I noticed the name DAN embroidered on his North Shore Towing uniform. He pointed to my neighbor’s house and said, “Your neighbor can’t be too happy. His car got sideswiped before the van ran into the tree.”

“That’s awful,” I said, thinking about my neighbors who’ve lived here just over a year now. Another neighbor refers to the spot their car was parked at (at the corner of Greenleaf and Maple) as “The Suicide Spot” because she’s been sideswiped there at least two or three times.

“I’ll be right back,” I said. “I’m going to get my camera.”

“But I didn’t comb my hair,” he said, dead serious. Then he smiled.

“Don’t worry,” I said. “I’ll make sure to use soft focus…”

I walked back to my porch, avoiding chunks of plastic and metal on the sidewalk and lawn. As I went into the house to find some shoes and a camera, I thought to myself, What kind of an idiot drives like that? He’s lucky he didn’t kill someone.

But then, as I walked back to the tow truck driver hooking the mangled van up to the winch, I took a good look at the van.

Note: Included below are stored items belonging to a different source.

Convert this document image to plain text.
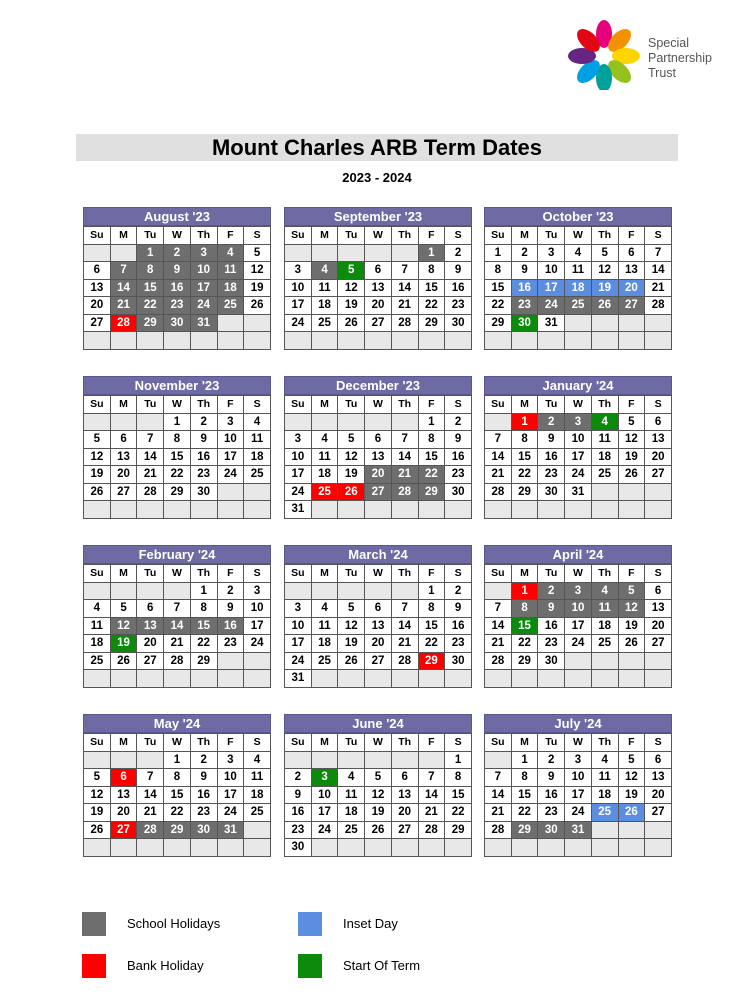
Special
Partnership
Trust
Mount Charles ARB Term Dates
2023 - 2024
August '23
Su	M	Tu	W	Th	F	S
		1	2	3	4	5
6	7	8	9	10	11	12
13	14	15	16	17	18	19
20	21	22	23	24	25	26
27	28	29	30	31		

September '23
Su	M	Tu	W	Th	F	S
					1	2
3	4	5	6	7	8	9
10	11	12	13	14	15	16
17	18	19	20	21	22	23
24	25	26	27	28	29	30

October '23
Su	M	Tu	W	Th	F	S
1	2	3	4	5	6	7
8	9	10	11	12	13	14
15	16	17	18	19	20	21
22	23	24	25	26	27	28
29	30	31				

November '23
Su	M	Tu	W	Th	F	S
			1	2	3	4
5	6	7	8	9	10	11
12	13	14	15	16	17	18
19	20	21	22	23	24	25
26	27	28	29	30		

December '23
Su	M	Tu	W	Th	F	S
					1	2
3	4	5	6	7	8	9
10	11	12	13	14	15	16
17	18	19	20	21	22	23
24	25	26	27	28	29	30
31						
January '24
Su	M	Tu	W	Th	F	S
	1	2	3	4	5	6
7	8	9	10	11	12	13
14	15	16	17	18	19	20
21	22	23	24	25	26	27
28	29	30	31			

February '24
Su	M	Tu	W	Th	F	S
				1	2	3
4	5	6	7	8	9	10
11	12	13	14	15	16	17
18	19	20	21	22	23	24
25	26	27	28	29		

March '24
Su	M	Tu	W	Th	F	S
					1	2
3	4	5	6	7	8	9
10	11	12	13	14	15	16
17	18	19	20	21	22	23
24	25	26	27	28	29	30
31						
April '24
Su	M	Tu	W	Th	F	S
	1	2	3	4	5	6
7	8	9	10	11	12	13
14	15	16	17	18	19	20
21	22	23	24	25	26	27
28	29	30				

May '24
Su	M	Tu	W	Th	F	S
			1	2	3	4
5	6	7	8	9	10	11
12	13	14	15	16	17	18
19	20	21	22	23	24	25
26	27	28	29	30	31	

June '24
Su	M	Tu	W	Th	F	S
						1
2	3	4	5	6	7	8
9	10	11	12	13	14	15
16	17	18	19	20	21	22
23	24	25	26	27	28	29
30						
July '24
Su	M	Tu	W	Th	F	S
	1	2	3	4	5	6
7	8	9	10	11	12	13
14	15	16	17	18	19	20
21	22	23	24	25	26	27
28	29	30	31			

School Holidays
Bank Holiday
Inset Day
Start Of Term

It had clearly been in terrible shape even before the accident. Maybe the steering or the brakes went out, I thought. Maybe the driver couldn’t afford to get a repair…and he was finishing the night shift….thinking about his family…tired…

“My hair look okay?” Dan asked.

“You bet,” I said. “Wow. Thank you for making sure all this oil is covered up.” He covered every slick spot, using an entire bag of gritty sand.

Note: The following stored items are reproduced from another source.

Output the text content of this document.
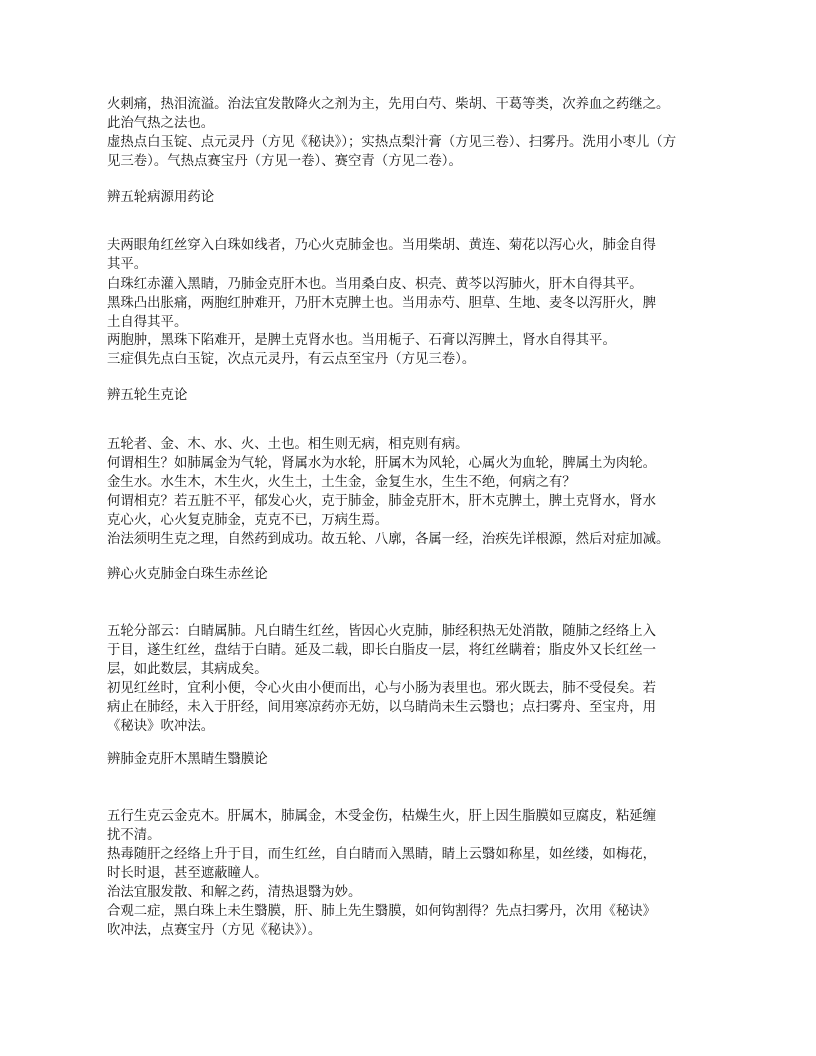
火刺痛，热泪流溢。治法宜发散降火之剂为主，先用白芍、柴胡、干葛等类，次养血之药继之。
此治气热之法也。
虚热点白玉锭、点元灵丹（方见《秘诀》）；实热点梨汁膏（方见三卷）、扫雾丹。洗用小枣儿（方
见三卷）。气热点赛宝丹（方见一卷）、赛空青（方见二卷）。
辨五轮病源用药论
夫两眼角红丝穿入白珠如线者，乃心火克肺金也。当用柴胡、黄连、菊花以泻心火，肺金自得
其平。
白珠红赤灌入黑睛，乃肺金克肝木也。当用桑白皮、枳壳、黄芩以泻肺火，肝木自得其平。
黑珠凸出胀痛，两胞红肿难开，乃肝木克脾土也。当用赤芍、胆草、生地、麦冬以泻肝火，脾
土自得其平。
两胞肿，黑珠下陷难开，是脾土克肾水也。当用栀子、石膏以泻脾土，肾水自得其平。
三症俱先点白玉锭，次点元灵丹，有云点至宝丹（方见三卷）。
辨五轮生克论
五轮者、金、木、水、火、土也。相生则无病，相克则有病。
何谓相生？如肺属金为气轮，肾属水为水轮，肝属木为风轮，心属火为血轮，脾属土为肉轮。
金生水。水生木，木生火，火生土，土生金，金复生水，生生不绝，何病之有？
何谓相克？若五脏不平，郁发心火，克于肺金，肺金克肝木，肝木克脾土，脾土克肾水，肾水
克心火，心火复克肺金，克克不已，万病生焉。
治法须明生克之理，自然药到成功。故五轮、八廓，各属一经，治疾先详根源，然后对症加减。
辨心火克肺金白珠生赤丝论
五轮分部云：白睛属肺。凡白睛生红丝，皆因心火克肺，肺经积热无处消散，随肺之经络上入
于目，遂生红丝，盘结于白睛。延及二载，即长白脂皮一层，将红丝瞒着；脂皮外又长红丝一
层，如此数层，其病成矣。
初见红丝时，宜利小便，令心火由小便而出，心与小肠为表里也。邪火既去，肺不受侵矣。若
病止在肺经，未入于肝经，间用寒凉药亦无妨，以乌睛尚未生云翳也；点扫雾舟、至宝舟，用
《秘诀》吹冲法。
辨肺金克肝木黑睛生翳膜论
五行生克云金克木。肝属木，肺属金，木受金伤，枯燥生火，肝上因生脂膜如豆腐皮，粘延缠
扰不清。
热毒随肝之经络上升于目，而生红丝，自白睛而入黑睛，睛上云翳如称星，如丝缕，如梅花，
时长时退，甚至遮蔽瞳人。
治法宜服发散、和解之药，清热退翳为妙。
合观二症，黑白珠上未生翳膜，肝、肺上先生翳膜，如何钩割得？先点扫雾丹，次用《秘诀》
吹冲法，点赛宝丹（方见《秘诀》）。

“Don’t need to thank me. It’s my job,” he said.

“So you work the night shift?” I asked, snapping photos of the scene.

“Five p.m. to six a.m., six days a week,” he said.

“That’s a lot,” I said, realizing how cold the night air felt.

“Well, thank you,” I said. “There’ll be a lot of cars and students at this corner in a few hours. Do you mind if I actually take your picture next to your truck? I might use it for an article for”

“It’s not my truck,” Dan said. “It’s the company’s truck. But sure.” He posed quickly, then turned to get right back to work.

Pointing to the North Shore Towing logo, I said, “Bet you get a lot of angry customers, don’t you?”

“Doesn’t bother me,” he said. “It’s my job. If you park where you’re not supposed to, I’ll tow your car away… right in front of you if I have to.”

I nodded. “Fair point,” I said.

“I also put boots on cars,” he said. I swear he had a little gleam in his eye.

“I guess rules are rules,” I said, turning off my camera and wondering how many unpaid parking tickets I might have. “Well, have a nice Thanksgiving and thanks again.”

As I walked inside and started making coffee, I thought about everyone affected by the accident out front.

I hoped the van’s driver is okay…

…and that my neighbor’s car won’t be too expensive or difficult to fix…

…and that Dan from North Shore Towing gets the chance to have a nice Thanksgiving dinner before he starts his 5pm shift on Thursday. I think he deserves one.